I realized of something very weird today, I have a .csv file which contains a df that is displayed as shown below when open with Excel:
One could think after executing the following code on Python3x:
import pandas as pd
metadata_file_path = r'C:\Users\ResetStoreX\Pictures\Metadata.csv'
df_metadata = pd.read_csv(metadata_file_path, index_col=0)
print(df_metadata)
The expected output should be this one down below:
0 0 1 1 2 2 3 3 4 4 5 5
0 Background Ocean Body Crab Colour Dark green Eyes type Antennae Claws None Spikes None
1 Background Ocean Body Crab Colour Dark green Eyes type Antennae Claws None Spikes Brown
2 Background Ocean Body Crab Colour Dark green Eyes type Antennae Claws None Spikes Green
3 Background Ocean Body Crab Colour Dark green Eyes type Antennae Claws None Spikes Purple
4 Background Ocean Body Crab Colour Dark green Eyes type Antennae Claws None Spikes Sand
However, it ends up being this one instead:
0 0.1 1 1.1 2 2.1 3 3.1 4 4.1 5 5.1
0 Background Ocean Body Crab Colour Dark green Eyes type Antennae Claws None Spikes None
1 Background Ocean Body Crab Colour Dark green Eyes type Antennae Claws None Spikes Brown
2 Background Ocean Body Crab Colour Dark green Eyes type Antennae Claws None Spikes Green
3 Background Ocean Body Crab Colour Dark green Eyes type Antennae Claws None Spikes Purple
4 Background Ocean Body Crab Colour Dark green Eyes type Antennae Claws None Spikes Sand
As can be seen, the columns with the same name were modified by Pandas (or Python) when imported, so it was added 0.1 to the next column with the same name of the previous one.

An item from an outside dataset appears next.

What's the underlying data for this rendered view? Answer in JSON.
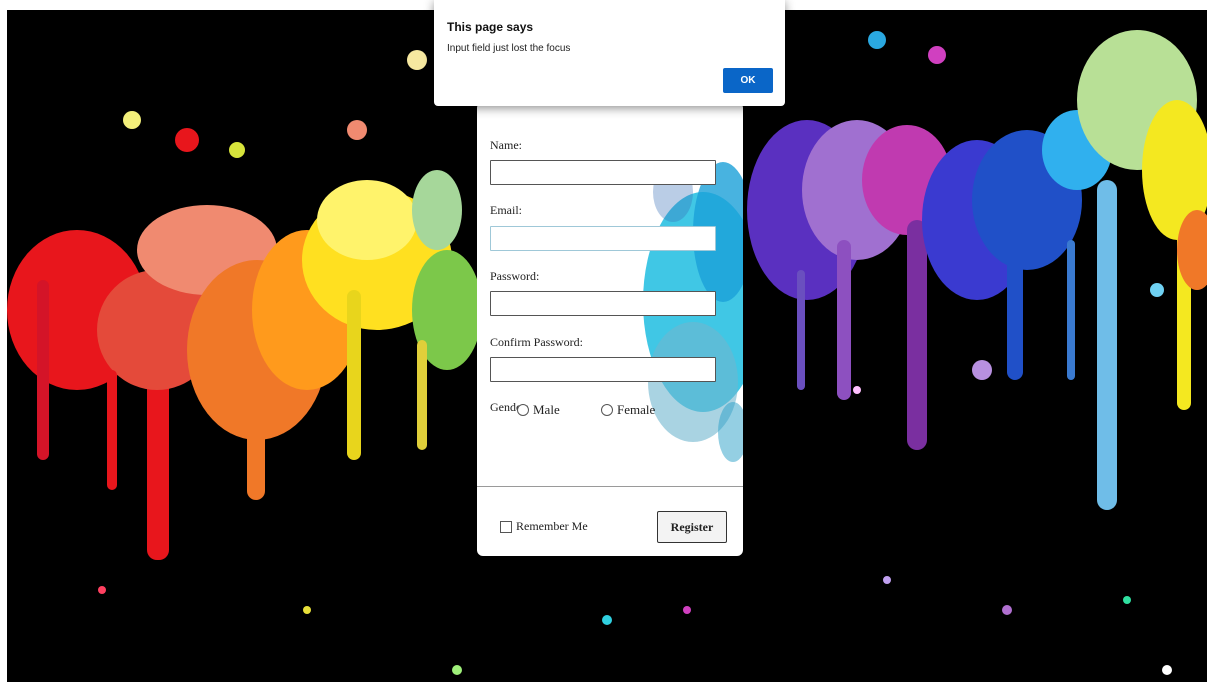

I don’t understand why this happens, and if possible, I would like to know a way of preventing this unexpected modification.
>Solution :
Pandas read_* methods always prevent duplicated columns names, because is problem with selecting.
If use df[0] it select both columns, not one.
For original columns names is possible use:
df.columns = df.columns.str.split('.').str[0].astype(int)
Another idea is used first values before . for grouping without change columns names:
row = 0
d = {x.iat[0]: x.iat[1] for name, x in df.iloc[row].groupby(lambda x: x.split('.')[0], level=0)}